Donald Trump needs a lesson in U.S. history. Starting with the fact that this nation’s greatest leaders didn’t divide Americans through labels and insults. They united us through their brilliance and moral integrity.
The president’s latest volley on immigration calls into question whether he was paying attention in any of his history classes in high school or college that dealt with constitutional issues. Trump vowed Tuesday morning to sign an executive order that would seek to end the right to U.S. citizenship for children born in the United States to non-citizens.
It’s a blatant effort to rally his base before the midterm elections. It also runs counter to the intent of the framers of the 14th Amendment, who addressed the issue in no uncertain terms. Prior to President Lincoln signing the Emancipation Proclamation in 1863, the question arose whether African-Americans born in the United States would be considered citizens.
Attorney General Edward Bates, who was regarded as the most conservative member of Lincoln’s “team of rivals” cabinet, was asked to address the issue.

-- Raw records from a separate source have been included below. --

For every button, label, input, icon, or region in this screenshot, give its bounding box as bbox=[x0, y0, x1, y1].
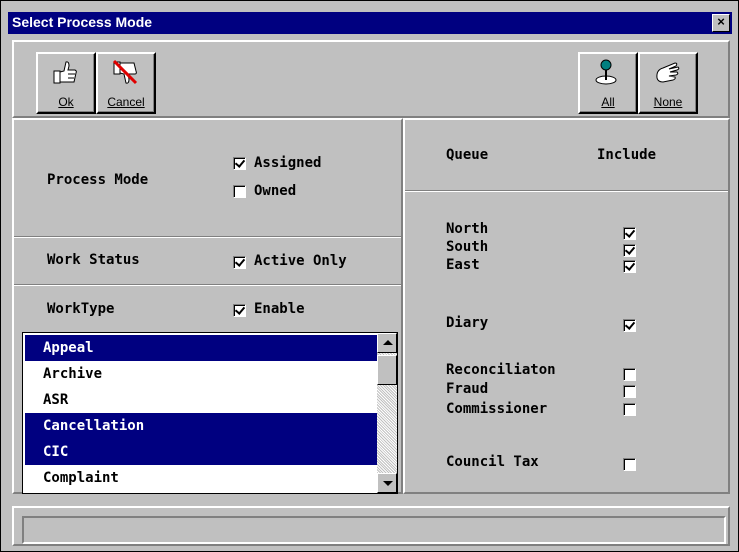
close-button[interactable]: × bbox=[712, 14, 730, 32]
queue-south-checkbox[interactable] bbox=[623, 244, 636, 257]
list-item[interactable]: Appeal bbox=[25, 335, 379, 361]
queue-north-label: North bbox=[446, 221, 489, 237]
worktype-listbox[interactable]: Appeal Archive ASR Cancellation CIC Comp… bbox=[22, 332, 398, 494]
select-none-button[interactable]: None bbox=[638, 52, 698, 114]
right-panel bbox=[403, 118, 730, 494]
list-item[interactable]: Cancellation bbox=[25, 413, 379, 439]
all-label: All bbox=[601, 95, 615, 109]
ok-button[interactable]: Ok bbox=[36, 52, 96, 114]
queue-council-tax-checkbox[interactable] bbox=[623, 458, 636, 471]
list-item[interactable]: CIC bbox=[25, 439, 379, 465]
cancel-button[interactable]: Cancel bbox=[96, 52, 156, 114]
queue-fraud-checkbox[interactable] bbox=[623, 385, 636, 398]
queue-north-checkbox[interactable] bbox=[623, 227, 636, 240]
include-header: Include bbox=[597, 147, 657, 163]
active-only-checkbox[interactable] bbox=[233, 256, 246, 269]
queue-fraud-label: Fraud bbox=[446, 381, 489, 397]
status-bar bbox=[12, 506, 730, 546]
queue-east-checkbox[interactable] bbox=[623, 260, 636, 273]
worktype-label: WorkType bbox=[47, 301, 115, 317]
select-all-button[interactable]: All bbox=[578, 52, 638, 114]
list-item[interactable]: Archive bbox=[25, 361, 379, 387]
scroll-thumb[interactable] bbox=[377, 355, 397, 385]
queue-reconciliaton-label: Reconciliaton bbox=[446, 362, 556, 378]
queue-east-label: East bbox=[446, 257, 480, 273]
arrow-down-icon bbox=[383, 481, 393, 486]
list-item[interactable]: ASR bbox=[25, 387, 379, 413]
queue-reconciliaton-checkbox[interactable] bbox=[623, 368, 636, 381]
enable-checkbox[interactable] bbox=[233, 304, 246, 317]
queue-diary-label: Diary bbox=[446, 315, 489, 331]
process-mode-label: Process Mode bbox=[47, 172, 149, 188]
toolbar: Ok Cancel All None bbox=[12, 40, 730, 118]
work-status-label: Work Status bbox=[47, 252, 140, 268]
queue-header: Queue bbox=[446, 147, 489, 163]
assigned-checkbox[interactable] bbox=[233, 157, 246, 170]
assigned-label: Assigned bbox=[254, 155, 322, 171]
queue-commissioner-label: Commissioner bbox=[446, 401, 548, 417]
list-item[interactable]: Complaint bbox=[25, 465, 379, 491]
queue-diary-checkbox[interactable] bbox=[623, 319, 636, 332]
queue-council-tax-label: Council Tax bbox=[446, 454, 539, 470]
active-only-label: Active Only bbox=[254, 253, 347, 269]
open-hand-icon bbox=[656, 62, 680, 83]
thumbs-up-icon bbox=[53, 61, 77, 84]
cancel-label: Cancel bbox=[107, 95, 145, 109]
title-bar[interactable]: Select Process Mode × bbox=[8, 12, 732, 34]
owned-checkbox[interactable] bbox=[233, 185, 246, 198]
scroll-down-button[interactable] bbox=[377, 473, 397, 493]
pushpin-icon bbox=[595, 59, 617, 85]
divider bbox=[405, 190, 728, 192]
owned-label: Owned bbox=[254, 183, 297, 199]
none-label: None bbox=[653, 95, 683, 109]
ok-label: Ok bbox=[58, 95, 74, 109]
queue-south-label: South bbox=[446, 239, 489, 255]
vertical-scrollbar[interactable] bbox=[377, 333, 397, 493]
window-title: Select Process Mode bbox=[12, 14, 153, 30]
enable-label: Enable bbox=[254, 301, 305, 317]
scroll-up-button[interactable] bbox=[377, 333, 397, 353]
divider bbox=[14, 236, 401, 238]
queue-commissioner-checkbox[interactable] bbox=[623, 403, 636, 416]
thumbs-down-cancel-icon bbox=[112, 59, 138, 85]
arrow-up-icon bbox=[383, 340, 393, 345]
status-field bbox=[22, 516, 726, 544]
divider bbox=[14, 284, 401, 286]
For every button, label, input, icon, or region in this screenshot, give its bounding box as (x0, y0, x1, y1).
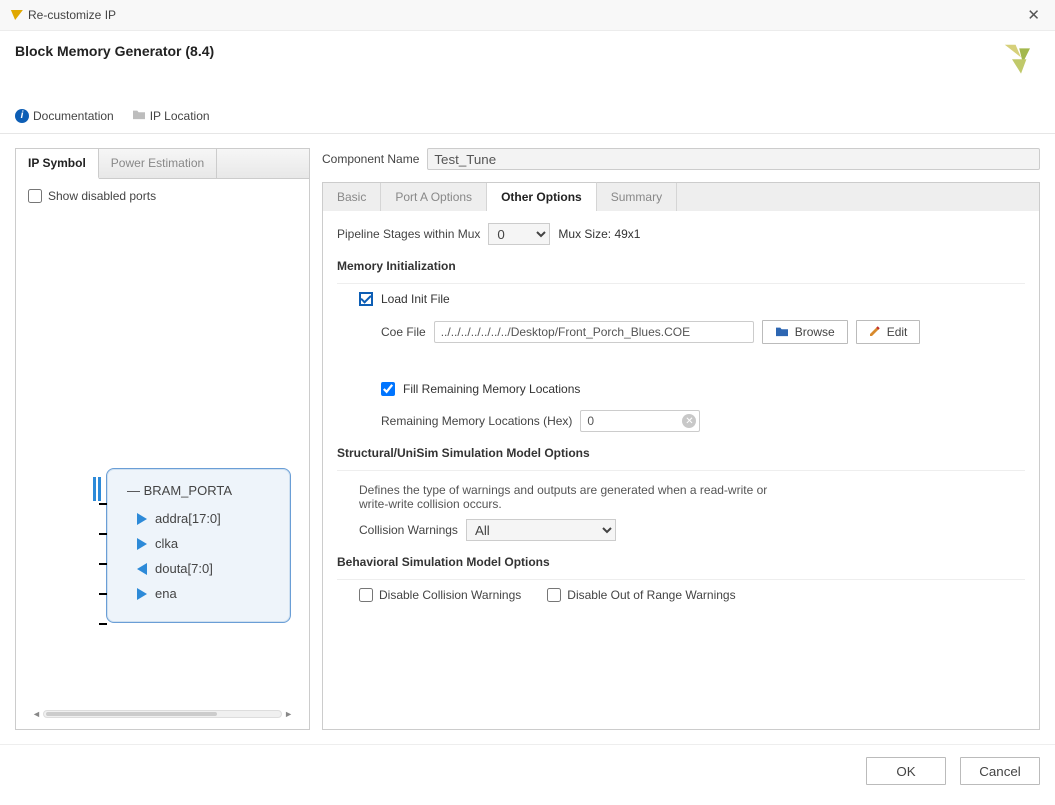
show-disabled-ports-checkbox[interactable] (28, 189, 42, 203)
edit-pencil-icon (869, 325, 881, 340)
arrow-right-icon (137, 513, 147, 525)
pipeline-stages-select[interactable]: 0 (488, 223, 550, 245)
collision-warnings-label: Collision Warnings (359, 523, 458, 537)
arrow-right-icon (137, 538, 147, 550)
ip-block-bram-porta: — BRAM_PORTA addra[17:0] clka douta[7:0] (106, 468, 291, 623)
open-folder-icon (775, 325, 789, 340)
clear-input-icon[interactable]: ✕ (682, 414, 696, 428)
divider (337, 470, 1025, 471)
content: IP Symbol Power Estimation Show disabled… (0, 134, 1055, 744)
divider (337, 579, 1025, 580)
dialog-footer: OK Cancel (0, 744, 1055, 805)
info-icon: i (15, 109, 29, 123)
tab-summary[interactable]: Summary (597, 183, 677, 211)
fill-remaining-label: Fill Remaining Memory Locations (403, 382, 580, 396)
section-structural-sim: Structural/UniSim Simulation Model Optio… (337, 446, 1025, 460)
edit-button[interactable]: Edit (856, 320, 921, 344)
component-name-input[interactable] (427, 148, 1040, 170)
load-init-file-label: Load Init File (381, 292, 450, 306)
collapse-handle-icon[interactable] (93, 477, 101, 501)
coe-file-label: Coe File (381, 325, 426, 339)
ip-location-label: IP Location (150, 109, 210, 123)
port-label-ena: ena (155, 586, 177, 601)
tab-port-a-options[interactable]: Port A Options (381, 183, 487, 211)
edit-button-label: Edit (887, 325, 908, 339)
remaining-locations-label: Remaining Memory Locations (Hex) (381, 414, 572, 428)
chevron-right-icon[interactable]: ► (284, 709, 293, 719)
left-tabbar: IP Symbol Power Estimation (16, 149, 309, 179)
coe-file-input[interactable] (434, 321, 754, 343)
component-name-label: Component Name (322, 152, 419, 166)
port-label-douta: douta[7:0] (155, 561, 213, 576)
port-douta: douta[7:0] (127, 556, 280, 581)
structural-sim-description: Defines the type of warnings and outputs… (359, 479, 779, 519)
window-title: Re-customize IP (28, 8, 116, 22)
browse-button[interactable]: Browse (762, 320, 848, 344)
divider (337, 283, 1025, 284)
port-addra: addra[17:0] (127, 506, 280, 531)
disable-out-of-range-label: Disable Out of Range Warnings (567, 588, 735, 602)
header: Block Memory Generator (8.4) i Documenta… (0, 31, 1055, 134)
collision-warnings-select[interactable]: All (466, 519, 616, 541)
ip-symbol-canvas[interactable]: — BRAM_PORTA addra[17:0] clka douta[7:0] (28, 211, 297, 707)
page-title: Block Memory Generator (8.4) (15, 43, 214, 59)
documentation-label: Documentation (33, 109, 114, 123)
port-ena: ena (127, 581, 280, 606)
tab-content-other-options: Pipeline Stages within Mux 0 Mux Size: 4… (322, 211, 1040, 730)
chevron-left-icon[interactable]: ◄ (32, 709, 41, 719)
port-clka: clka (127, 531, 280, 556)
config-tabbar: Basic Port A Options Other Options Summa… (322, 182, 1040, 211)
config-panel: Component Name Basic Port A Options Othe… (322, 148, 1040, 730)
ip-location-link[interactable]: IP Location (132, 108, 210, 123)
cancel-button[interactable]: Cancel (960, 757, 1040, 785)
block-title: BRAM_PORTA (144, 483, 232, 498)
section-behavioral-sim: Behavioral Simulation Model Options (337, 555, 1025, 569)
show-disabled-ports-label: Show disabled ports (48, 189, 156, 203)
browse-button-label: Browse (795, 325, 835, 339)
horizontal-scrollbar[interactable]: ◄ ► (28, 707, 297, 721)
arrow-right-icon (137, 588, 147, 600)
documentation-link[interactable]: i Documentation (15, 109, 114, 123)
ok-button[interactable]: OK (866, 757, 946, 785)
disable-collision-warnings-label: Disable Collision Warnings (379, 588, 521, 602)
tab-other-options[interactable]: Other Options (487, 182, 597, 211)
vivado-logo-icon (1002, 43, 1040, 82)
ip-symbol-panel: IP Symbol Power Estimation Show disabled… (15, 148, 310, 730)
load-init-file-checkbox[interactable] (359, 292, 373, 306)
tab-power-estimation[interactable]: Power Estimation (99, 149, 217, 178)
tab-basic[interactable]: Basic (323, 183, 381, 211)
mux-size-text: Mux Size: 49x1 (558, 227, 640, 241)
tab-ip-symbol[interactable]: IP Symbol (16, 149, 99, 179)
port-label-clka: clka (155, 536, 178, 551)
section-memory-initialization: Memory Initialization (337, 259, 1025, 273)
folder-icon (132, 108, 146, 123)
disable-out-of-range-checkbox[interactable] (547, 588, 561, 602)
port-label-addra: addra[17:0] (155, 511, 221, 526)
app-logo-icon (9, 10, 23, 20)
title-bar: Re-customize IP ✕ (0, 0, 1055, 31)
arrow-left-icon (137, 563, 147, 575)
pipeline-stages-label: Pipeline Stages within Mux (337, 227, 480, 241)
fill-remaining-checkbox[interactable] (381, 382, 395, 396)
disable-collision-warnings-checkbox[interactable] (359, 588, 373, 602)
close-button[interactable]: ✕ (1022, 6, 1045, 24)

“Our constitution, in speaking of natural born citizens, uses no affirmative language to make them such, but only recognizes and reaffirms the universal principle, common to all nations, and as old as political society, that the people born in a country do constitute the nation, and, as individuals, are natural members of the body politic,” Bates wrote. “If this be a true principle, and I do not doubt it, it follows that every person born in a country is, at the moment of birth, prima facie a citizen.”
If Supreme Court Chief Justice John Roberts and Justice Neil Gorsuch are, as they have repeatedly claimed, originalists who believe that it’s a moral imperative to get to the heart of the intent of the framers of the Constitution, then they should lead the effort on the court to declare any such Trump executive order unconstitutional.
His threat of an executive order accompanies his political grandstanding before Tuesday’s midterm elections by sending thousands of troops to the U.S. border to meet the “migrant caravan” from Honduras, Guatemala and El Salvador.
Trump claims the caravan poses a threat to the United States. That’s ridiculous. The refugees aren’t likely to get to the U.S. border for another month. When they do, they will represent only a fraction of the immigrants who cross the border every year.
Instead of being greeted by border police, the United States should put together an army of immigration officers to humanely process their asylum claims. Yes, we should protect our borders. And yes, we should follow our laws. But we shouldn’t automatically assume that these potential immigrants are criminals intent on doing harm to Americans.
Ronald Reagan understood this. Rep. Ro Khanna, D-Santa Clara, points out that in Reagan’s farewell address he offered a clear view of the renewal that immigration brings to our identity and nation:
“Thanks to the wave of new arrivals to this land of opportunity,” Reagan wrote, “we’re a nation forever young, forever bursting with energy and new ideas, and always on the cutting edge, always leading the world to the next frontier. This quality is vital to our future as a nation.”
That’s the kind of thinking that has sustained the United States for 242 years and gives us the best hope of bringing together what today is clearly a divided nation.